Transient plasma photonic crystals for high-power lasers

摘要

Summary form only given. Photonic crystals are one- or multi-dimensional periodic structures with periodicity length of the order of an optical wavelength. Photonic band structures are analogues to electronic bands, also showing frequency bands (photonic bandgaps) of inhibited optical modes. Research work on solid state photonic crystals started several decades ago and developed into a wide field of applications, ranging from Bragg mirrors, dispersive elements to nonlinear structures in which light is controlled by light. Here we present a new type of transient photonic crystals for high-power lasers. The crystal is produced by counterpropagating laser beams in plasma. Trapped electrons and electrically forced ions generate a strong density grating, where the peak plasma density can be even in the overdense regime. The life-time of the transient photonic crystal is determined by ballistic motion of ions and on the time-scale of several ps.
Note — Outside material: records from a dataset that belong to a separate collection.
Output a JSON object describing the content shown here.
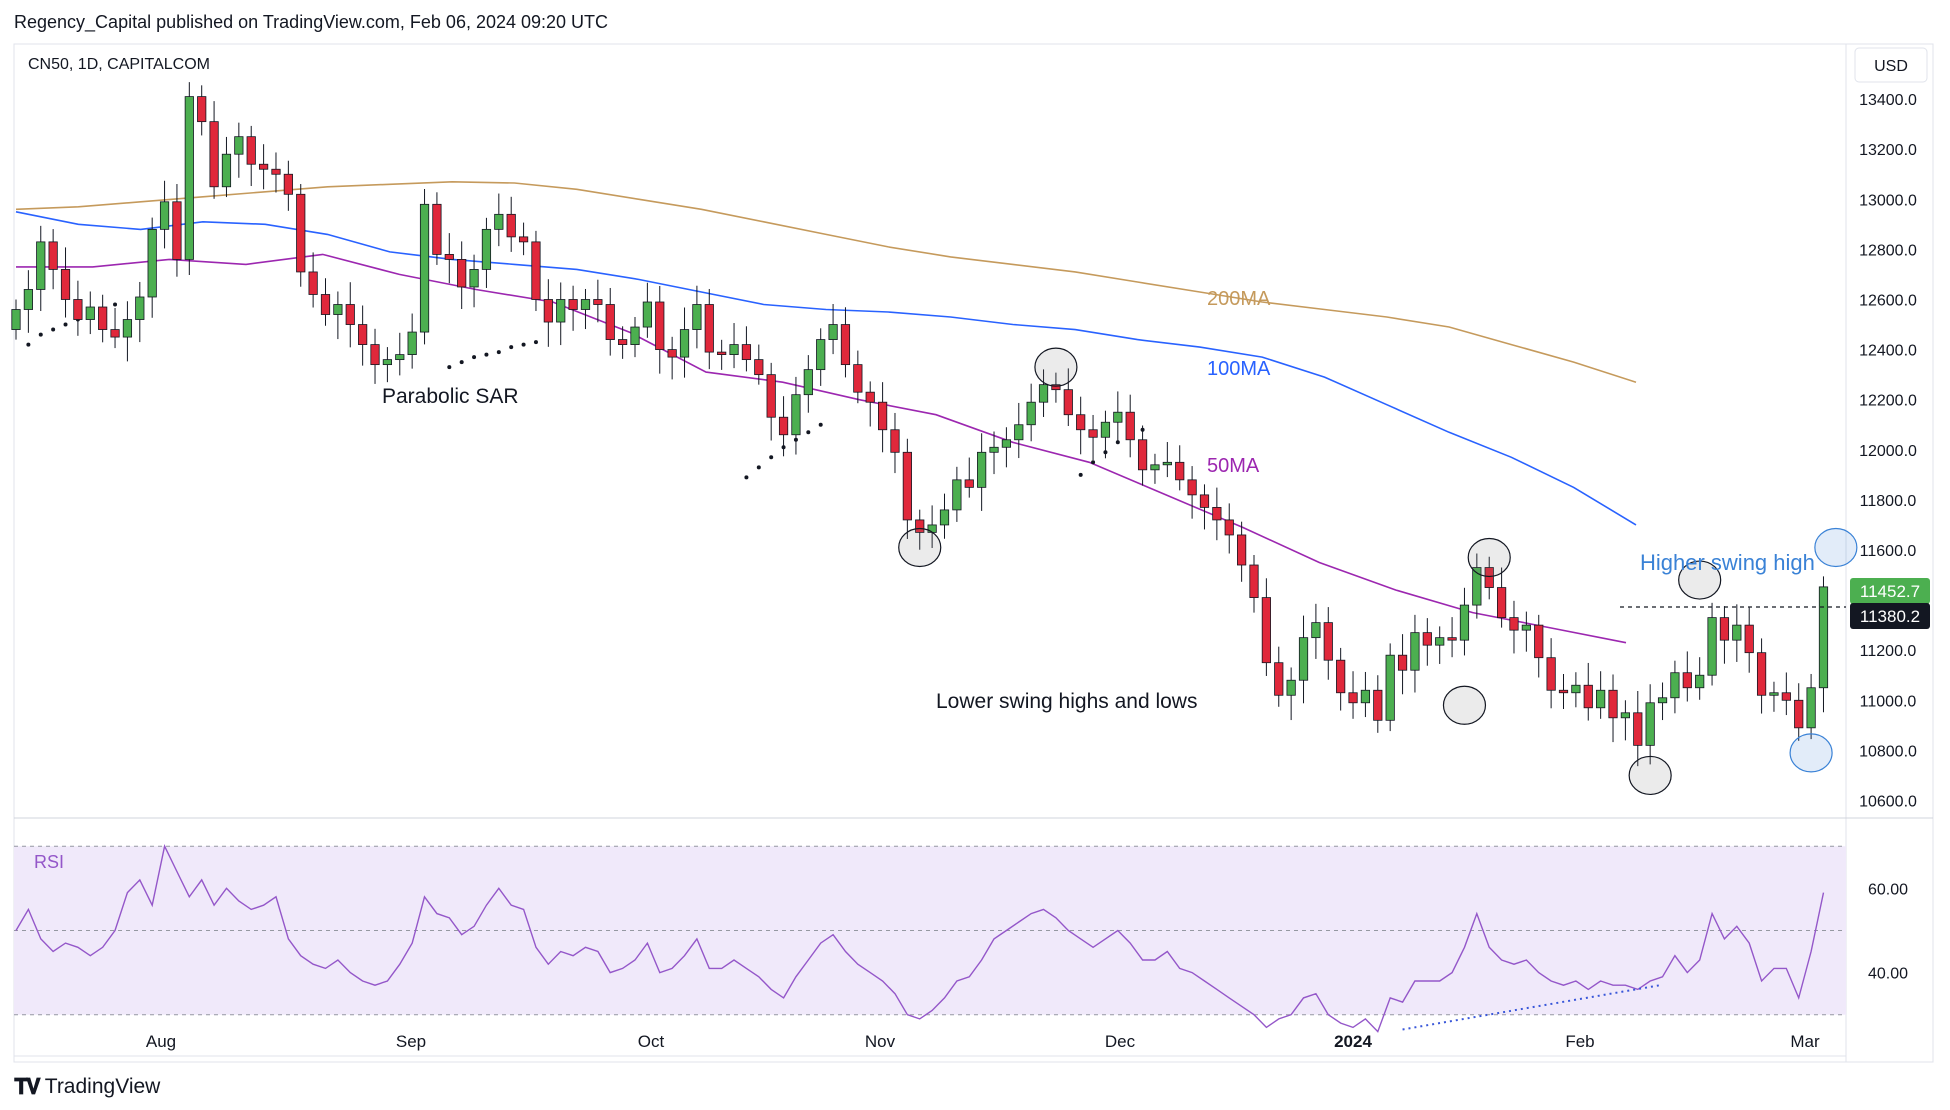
{
  "header": {
    "published": "Regency_Capital published on TradingView.com, Feb 06, 2024 09:20 UTC"
  },
  "symbol_info": "CN50, 1D, CAPITALCOM",
  "currency_button": "USD",
  "footer": {
    "brand": "TradingView",
    "logo": "TV-logo"
  },
  "annotations": {
    "ma200": "200MA",
    "ma100": "100MA",
    "ma50": "50MA",
    "sar": "Parabolic SAR",
    "lower": "Lower swing highs and lows",
    "higher": "Higher swing high"
  },
  "price_badges": {
    "last": "11452.7",
    "prev": "11380.2"
  },
  "colors": {
    "up": "#4caf50",
    "down": "#e0283b",
    "ma50": "#9c27b0",
    "ma100": "#2962ff",
    "ma200": "#c59a5c",
    "rsi": "#9457c9",
    "rsi_band": "#f0e9fa",
    "trend": "#3957d9",
    "blue_circle": "#3a82d6"
  },
  "chart_data": [
    {
      "type": "candlestick",
      "title": "CN50, 1D, CAPITALCOM",
      "x_ticks": [
        "Aug",
        "Sep",
        "Oct",
        "Nov",
        "Dec",
        "2024",
        "Feb",
        "Mar"
      ],
      "y_ticks": [
        "13400.0",
        "13200.0",
        "13000.0",
        "12800.0",
        "12600.0",
        "12400.0",
        "12200.0",
        "12000.0",
        "11800.0",
        "11600.0",
        "11400.0",
        "11200.0",
        "11000.0",
        "10800.0",
        "10600.0"
      ],
      "ylim": [
        10530,
        13620
      ],
      "closes": [
        12560,
        12640,
        12830,
        12720,
        12600,
        12520,
        12570,
        12480,
        12450,
        12520,
        12610,
        12880,
        12990,
        12760,
        13410,
        13310,
        13050,
        13180,
        13250,
        13140,
        13120,
        13100,
        13020,
        12710,
        12620,
        12540,
        12580,
        12500,
        12420,
        12340,
        12360,
        12380,
        12470,
        12980,
        12780,
        12760,
        12650,
        12720,
        12880,
        12940,
        12850,
        12830,
        12600,
        12510,
        12600,
        12560,
        12600,
        12580,
        12440,
        12420,
        12490,
        12590,
        12400,
        12370,
        12480,
        12580,
        12390,
        12380,
        12420,
        12360,
        12300,
        12130,
        12060,
        12220,
        12320,
        12440,
        12500,
        12340,
        12230,
        12190,
        12080,
        11990,
        11720,
        11670,
        11700,
        11760,
        11880,
        11850,
        11990,
        12010,
        12040,
        12100,
        12190,
        12260,
        12240,
        12140,
        12080,
        12050,
        12110,
        12150,
        12040,
        11920,
        11940,
        11950,
        11880,
        11820,
        11770,
        11720,
        11660,
        11540,
        11410,
        11150,
        11020,
        11080,
        11250,
        11310,
        11160,
        11030,
        10990,
        11040,
        10920,
        11180,
        11120,
        11270,
        11220,
        11250,
        11240,
        11380,
        11530,
        11450,
        11330,
        11280,
        11300,
        11170,
        11040,
        11030,
        11060,
        10970,
        11040,
        10930,
        10950,
        10820,
        10990,
        11010,
        11110,
        11050,
        11100,
        11330,
        11240,
        11300,
        11190,
        11020,
        11030,
        11000,
        10890,
        11050,
        11452.7
      ],
      "series": [
        {
          "name": "200MA",
          "values": [
            12960,
            12970,
            12990,
            13010,
            13030,
            13050,
            13060,
            13070,
            13065,
            13040,
            13000,
            12960,
            12910,
            12860,
            12810,
            12770,
            12740,
            12710,
            12670,
            12630,
            12590,
            12560,
            12530,
            12490,
            12420,
            12350,
            12270
          ]
        },
        {
          "name": "100MA",
          "values": [
            12950,
            12900,
            12880,
            12910,
            12900,
            12860,
            12790,
            12760,
            12740,
            12720,
            12680,
            12630,
            12580,
            12560,
            12550,
            12530,
            12500,
            12480,
            12440,
            12410,
            12370,
            12290,
            12180,
            12070,
            11970,
            11850,
            11700
          ]
        },
        {
          "name": "50MA",
          "values": [
            12730,
            12730,
            12760,
            12740,
            12780,
            12700,
            12640,
            12590,
            12470,
            12310,
            12270,
            12200,
            12140,
            12030,
            11950,
            11820,
            11690,
            11550,
            11440,
            11350,
            11290,
            11230
          ]
        }
      ],
      "sar_segments": [
        {
          "start": 1,
          "values": [
            12420,
            12460,
            12480,
            12500,
            12520,
            12540,
            12560,
            12580
          ]
        },
        {
          "start": 35,
          "values": [
            12330,
            12350,
            12370,
            12380,
            12390,
            12410,
            12420,
            12430
          ]
        },
        {
          "start": 59,
          "values": [
            11890,
            11930,
            11970,
            12010,
            12040,
            12070,
            12100
          ]
        },
        {
          "start": 86,
          "values": [
            11900,
            11950,
            11990,
            12030,
            12060,
            12080
          ]
        }
      ],
      "swing_markers": [
        {
          "label": "low",
          "index": 73,
          "value": 11610
        },
        {
          "label": "high",
          "index": 84,
          "value": 12330
        },
        {
          "label": "low",
          "index": 117,
          "value": 10980
        },
        {
          "label": "high",
          "index": 119,
          "value": 11570
        },
        {
          "label": "low",
          "index": 132,
          "value": 10700
        },
        {
          "label": "high",
          "index": 136,
          "value": 11480
        },
        {
          "label": "low-blue",
          "index": 145,
          "value": 10790
        },
        {
          "label": "high-blue",
          "index": 147,
          "value": 11610
        }
      ]
    },
    {
      "type": "line",
      "title": "RSI",
      "y_ticks": [
        "60.00",
        "40.00"
      ],
      "ylim": [
        24,
        71
      ],
      "values": [
        50,
        55,
        48,
        45,
        47,
        46,
        44,
        46,
        50,
        59,
        62,
        56,
        70,
        64,
        58,
        62,
        56,
        60,
        57,
        55,
        56,
        58,
        48,
        44,
        42,
        41,
        43,
        40,
        38,
        37,
        38,
        42,
        47,
        58,
        54,
        53,
        49,
        51,
        56,
        60,
        56,
        55,
        46,
        42,
        45,
        44,
        46,
        45,
        40,
        41,
        43,
        47,
        40,
        41,
        44,
        48,
        41,
        41,
        43,
        41,
        39,
        36,
        34,
        39,
        43,
        47,
        49,
        45,
        42,
        40,
        38,
        35,
        30,
        29,
        31,
        34,
        38,
        39,
        43,
        48,
        50,
        52,
        54,
        55,
        53,
        50,
        48,
        46,
        48,
        50,
        47,
        43,
        43,
        45,
        41,
        40,
        38,
        36,
        34,
        32,
        30,
        27,
        29,
        30,
        34,
        35,
        30,
        28,
        27,
        29,
        26,
        34,
        33,
        38,
        38,
        38,
        40,
        46,
        54,
        46,
        43,
        42,
        43,
        40,
        38,
        37,
        38,
        36,
        38,
        37,
        37,
        36,
        38,
        39,
        44,
        40,
        43,
        54,
        48,
        51,
        47,
        38,
        41,
        41,
        34,
        45,
        59
      ]
    }
  ]
}
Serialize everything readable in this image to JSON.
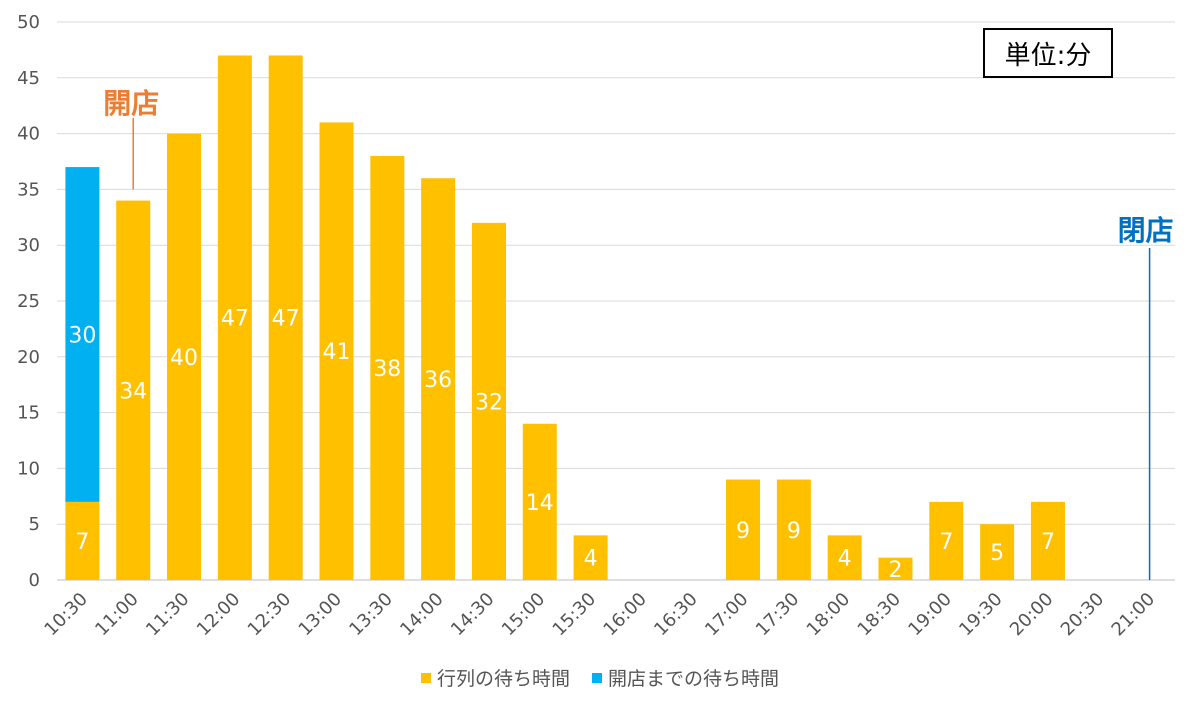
{
  "chart_data": {
    "type": "bar",
    "stacked": true,
    "categories": [
      "10:30",
      "11:00",
      "11:30",
      "12:00",
      "12:30",
      "13:00",
      "13:30",
      "14:00",
      "14:30",
      "15:00",
      "15:30",
      "16:00",
      "16:30",
      "17:00",
      "17:30",
      "18:00",
      "18:30",
      "19:00",
      "19:30",
      "20:00",
      "20:30",
      "21:00"
    ],
    "series": [
      {
        "name": "行列の待ち時間",
        "color": "#FFC000",
        "values": [
          7,
          34,
          40,
          47,
          47,
          41,
          38,
          36,
          32,
          14,
          4,
          0,
          0,
          9,
          9,
          4,
          2,
          7,
          5,
          7,
          0,
          0
        ]
      },
      {
        "name": "開店までの待ち時間",
        "color": "#00B0F0",
        "values": [
          30,
          0,
          0,
          0,
          0,
          0,
          0,
          0,
          0,
          0,
          0,
          0,
          0,
          0,
          0,
          0,
          0,
          0,
          0,
          0,
          0,
          0
        ]
      }
    ],
    "ylim": [
      0,
      50
    ],
    "yticks": [
      0,
      5,
      10,
      15,
      20,
      25,
      30,
      35,
      40,
      45,
      50
    ],
    "grid": true,
    "legend_position": "bottom",
    "annotations": [
      {
        "text": "開店",
        "category": "11:00",
        "color": "#ED7D31"
      },
      {
        "text": "閉店",
        "category": "21:00",
        "color": "#0070C0"
      }
    ]
  },
  "unit_label": "単位:分"
}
The robustness of the photonic crystal allows manipulation of high-intensity laser pulses. The scheme of the crystal is analyzed by 1D Vlasov simulations. Reflection or transmission of high-power laser pulses is predicted by particle in cell (PIC) simulations. It is shown that a transient plasma photonic crystal may act as a tunable mirror for laser pulses up intensities of 1017 W/cm2 and down to pulse durations of a few tens of fs. Generalizations to 2D and 3D configurations are possible, which open up the possibility for novel photonic structures in the context of ultra-high power laser radiation.